Last night i got a package from amazon.com with my copy of Ip Ching and Ron Heimberger's  book Ip Man Portrait of a Kung Fu Master .

I spent a couple hours reading it this afternoon (pretty quick read, 115 pgs) and I was very impressed. This book tells the story of the late grandmaster and also gives some great insight (AND PICS!). I would highly recommend this book to anyone that is interested in Ip man or Wing chun.


----------



## Bob Hubbard (Jan 18, 2004)

Looks like its gotten some good reviews on Amazon.
I'll have to take a look at it. 

*Ip Man - Portrait of a Kung Fu Master*
by Ip Ching, Ron Heimberger 
List Price:   $12.95  
Paperback: 116 pages ; Dimensions (in inches): 0.34 x 8.98 x 5.96 
Publisher: King Dragon Press; (January 23, 2001) 
ISBN: 1555175163


----------



## Winter (Feb 10, 2004)

I went to the library to look for some wing chun books and, I swear, the most recent book is from 1974. Looks like I'm going to have to actually buy some books, so...

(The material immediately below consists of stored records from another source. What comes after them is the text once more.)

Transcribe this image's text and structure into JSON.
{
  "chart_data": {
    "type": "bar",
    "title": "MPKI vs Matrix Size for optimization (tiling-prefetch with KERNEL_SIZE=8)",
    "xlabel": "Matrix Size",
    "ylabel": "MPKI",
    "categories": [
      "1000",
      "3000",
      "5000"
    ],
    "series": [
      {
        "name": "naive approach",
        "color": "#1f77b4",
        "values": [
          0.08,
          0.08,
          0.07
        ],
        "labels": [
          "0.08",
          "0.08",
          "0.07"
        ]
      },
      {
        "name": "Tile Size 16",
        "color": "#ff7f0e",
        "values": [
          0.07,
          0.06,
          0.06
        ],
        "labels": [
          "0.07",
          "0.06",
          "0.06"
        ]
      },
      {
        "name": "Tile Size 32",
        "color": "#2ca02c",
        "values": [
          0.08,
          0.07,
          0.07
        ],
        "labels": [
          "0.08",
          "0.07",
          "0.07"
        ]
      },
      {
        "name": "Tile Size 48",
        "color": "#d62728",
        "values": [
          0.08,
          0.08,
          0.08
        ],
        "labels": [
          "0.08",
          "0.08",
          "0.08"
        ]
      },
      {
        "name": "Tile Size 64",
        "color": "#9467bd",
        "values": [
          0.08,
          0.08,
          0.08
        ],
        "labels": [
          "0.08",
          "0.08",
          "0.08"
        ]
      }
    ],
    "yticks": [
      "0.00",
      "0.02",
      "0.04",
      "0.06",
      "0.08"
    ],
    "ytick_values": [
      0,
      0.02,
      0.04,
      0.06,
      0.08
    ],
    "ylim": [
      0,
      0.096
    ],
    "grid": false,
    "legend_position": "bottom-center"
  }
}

can you recommend any others?


----------



## spatulahunter (Feb 10, 2004)

that is actually the only wing chun only book that i have read, (lots of kung fu books have sections on it) but there are alot out there, if i read any good ones i will make sure to post them here.

Sorry if i took a little while to respond my computer is broke and im posting from work


----------



## Winter (Feb 16, 2004)

No worries. My work makes it hard for me to get to the comp too. *sigh*


----------